Lihat ke Halaman Asli

Mohammad Iqbal Shukri

Manusia penyuka sambel setan

Nabi Ibrahim Bukan Nabi Kriminal

Diperbarui: 11 Februari 2020   01:25

Kompasiana adalah platform blog. Konten ini menjadi tanggung jawab bloger dan tidak mewakili pandangan redaksi Kompas.

Gambar: islami.co


Siapa yang tidak kenal Nabi Ibrahim. Khususnya bagi umat muslim. Meskipun kita dikenalkan hanya melalui bentuk cerita-cerita dari guru atau orang tua kita. Dan cerita-cerita sang Nabi tersebut akan terus diwariskan pada anak cucu kita nantinya.

Namun dibalik cerita para nabi tersebut ada yang tidak bisa ditangkap oleh akal pikiran kita. Sebab akal pikiran kita terbatas. Sehingga kita hanya dituntut untuk mengikuti dan percaya.

Salah satunya dalam kisah penyembelihan yang dilakukan oleh Nabi Ibrahim  terhadap anaknya yakni Nabi Ismail. Hal itu didasari atas wahyu yang diterima oleh Nabi Ibrahim melalui mimpinya. 

Dengan utusan agar menyembelih puteranya.

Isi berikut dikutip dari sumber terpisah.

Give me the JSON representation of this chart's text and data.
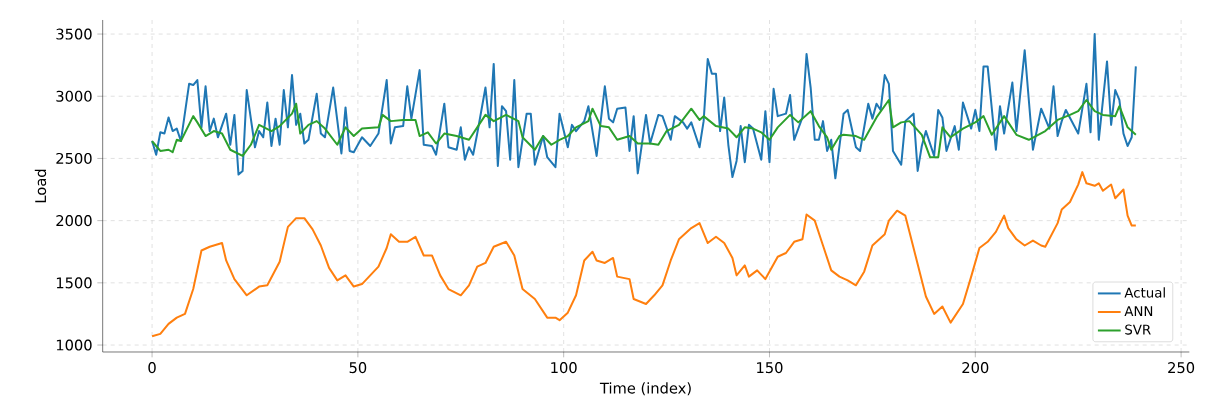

Singkat cerita Nabi Ibrahim pun melakukan penyembelihan tersebut. Hingga kini peristiwa penyembelihan tersebut biasa umat Islam kenal dengan Hari Raya Idul Adha atau Hari Raya Qurban. 

Bedanya ritual penyembelihan diganti dengan hewan qurban seperti sapi, kambing dan lainnya yang boleh dijadikan sebagai hewan qurban.

Kritisisme atas Kisah Nabi Ibrahim

Dari wahyu yang di dapat oleh Nabi Ibrahim lewat mimpi tersebut. Tak ayal jika menimbulkan pro dan kontra dalam pandangan awam.  Sebab agama mengajarkan cinta dan kasih sayang, bukan kriminal atau kejahatan. 

Namun dalam hal ini kenapa Nabi Ibrahim mendapat utusan dari Tuhan untuk membunuh anaknya sendiri?

Sebuah perintah dalam mimpi tersebut telah meninggalkan nilai-nilai kemanusiaan. Yakni dengan menghilangkan nyawa sang anak. Kemudian timbulah anggapan bahwa terselip maksud kekerasan yang di legitimasi oleh agama. Hingga muncul sebutan Ibrahim adalah Nabi Kriminal.

Namun dalam pandangan kacamata pribadi penulis, kita bisa belajar dari berbagai  macam cerita terdahulu, boleh mempelajarinya. Namun yang tidak boleh adalah menafsirkan cerita tersebut dengan pandangan pribadi. Hingga tafsiran pribadi tersebut dijadikan kebenaran yang absolut.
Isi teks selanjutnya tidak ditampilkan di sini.